Infolge eines Kurzschlusses in der Großscheuerner Kirche am 28. November 2013 brannte – einzig und allein – der neue Altar restlos ab und ging unwiederbringlich verloren. Die Gemeinde, der Kirchenbezirk Hermannstadt und die Heimatortsgemeinschaft kamen daraufhin überein, den alten Altar aus der Hermannstädter Stadtpfarrkirche zurückzuholen. Die konservatorische Behandlung und behutsame Wiedererrichtung am 1. und 2. Oktober 2015 wurde von einem erfahrenen Fachrestaurator vorgenommen. Eine Restaurierung im engeren Sinne erübrigt sich, da der Altar die 303 Jahre seines Bestehens in gutem Zustand bewältigt hat und sein festliches, vor allem aber auch authentisches Erscheinungsbild durch geringfügige Spuren der Zeit keineswegs beeinträchtigt wird. Es bleiben noch die brandgeschwärzte Altarmensa und der einzigartige Treppstein vor dem Altar konservatorisch zu betreuen. Einem feierlichen Einweihungsgottesdienst steht somit nichts mehr im Wege.

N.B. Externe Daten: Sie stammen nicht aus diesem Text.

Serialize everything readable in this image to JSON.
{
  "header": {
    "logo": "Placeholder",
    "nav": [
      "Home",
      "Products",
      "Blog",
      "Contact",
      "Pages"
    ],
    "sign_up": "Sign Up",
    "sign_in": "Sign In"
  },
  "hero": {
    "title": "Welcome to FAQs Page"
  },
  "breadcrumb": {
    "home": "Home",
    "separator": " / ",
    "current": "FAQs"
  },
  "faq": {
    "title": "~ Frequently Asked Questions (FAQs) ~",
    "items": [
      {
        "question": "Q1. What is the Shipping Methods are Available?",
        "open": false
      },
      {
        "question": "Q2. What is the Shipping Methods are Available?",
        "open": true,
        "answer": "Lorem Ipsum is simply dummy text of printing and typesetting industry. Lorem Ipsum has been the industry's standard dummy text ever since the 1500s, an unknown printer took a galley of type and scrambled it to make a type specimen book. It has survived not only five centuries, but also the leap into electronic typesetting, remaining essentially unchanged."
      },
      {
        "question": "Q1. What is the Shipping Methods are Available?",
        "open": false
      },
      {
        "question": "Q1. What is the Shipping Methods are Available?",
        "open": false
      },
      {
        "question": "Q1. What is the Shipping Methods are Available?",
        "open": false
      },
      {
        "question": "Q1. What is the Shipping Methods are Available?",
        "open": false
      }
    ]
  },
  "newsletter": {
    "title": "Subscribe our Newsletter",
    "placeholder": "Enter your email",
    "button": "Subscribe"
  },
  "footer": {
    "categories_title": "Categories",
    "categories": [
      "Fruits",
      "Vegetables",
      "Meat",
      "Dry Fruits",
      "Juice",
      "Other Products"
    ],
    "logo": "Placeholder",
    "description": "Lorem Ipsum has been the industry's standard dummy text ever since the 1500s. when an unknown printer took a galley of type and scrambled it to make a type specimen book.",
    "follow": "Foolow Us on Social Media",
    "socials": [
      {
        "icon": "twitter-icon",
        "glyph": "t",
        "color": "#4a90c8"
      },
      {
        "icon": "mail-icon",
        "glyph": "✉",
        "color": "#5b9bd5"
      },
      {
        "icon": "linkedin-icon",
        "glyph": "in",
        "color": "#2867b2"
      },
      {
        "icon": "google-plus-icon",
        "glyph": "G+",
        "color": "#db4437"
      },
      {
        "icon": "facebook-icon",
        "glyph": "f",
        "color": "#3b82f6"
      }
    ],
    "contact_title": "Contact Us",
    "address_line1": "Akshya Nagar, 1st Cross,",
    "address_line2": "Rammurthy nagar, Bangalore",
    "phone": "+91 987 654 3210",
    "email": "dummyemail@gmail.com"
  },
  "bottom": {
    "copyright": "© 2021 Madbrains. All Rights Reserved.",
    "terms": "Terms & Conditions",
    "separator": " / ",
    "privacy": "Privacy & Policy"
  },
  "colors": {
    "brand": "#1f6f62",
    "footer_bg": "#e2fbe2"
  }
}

Kommentare zu diesem Artikel

ernst, 22.10 2015, 14:30
Sehr geehrte Frau Lieselotte,
jedweder polemischen Ton lag mir bei mein r Anmerkung fern - Sie meinen "Treppstein" ist sinnvoll und ich meinte halt -Altarstufe- sei angebrachter . Im übrigen freuen wir uns über den neuen Altar und alles andere wird sich zeigen.
Lieselotte, 22.10 2015, 08:52
Herr Ernst,
mit "Altarstufe" hätte der Autor den Stein abgewertet, "Treppstein" ist neutral und sinnvoll. Der Wert der von Ihnen mitgeteilten Information über den Stein, die im Rahmen des Artikels nicht notwendigerweise benötigt wird, aber für uns Leser willkommen wäre, wird allerdings durch Ihren polemischen Ton mit Sicherheit abgewertet.
ernst, 22.10 2015, 00:02
zum Thema "Kultur" - der "einzigartige Treppstein (wenigstens Altarstufe ) vor dem Altar" ist das älteste Grabstein-Fragment eines Siebenbürger Sachsen aus dem Jahre 1378.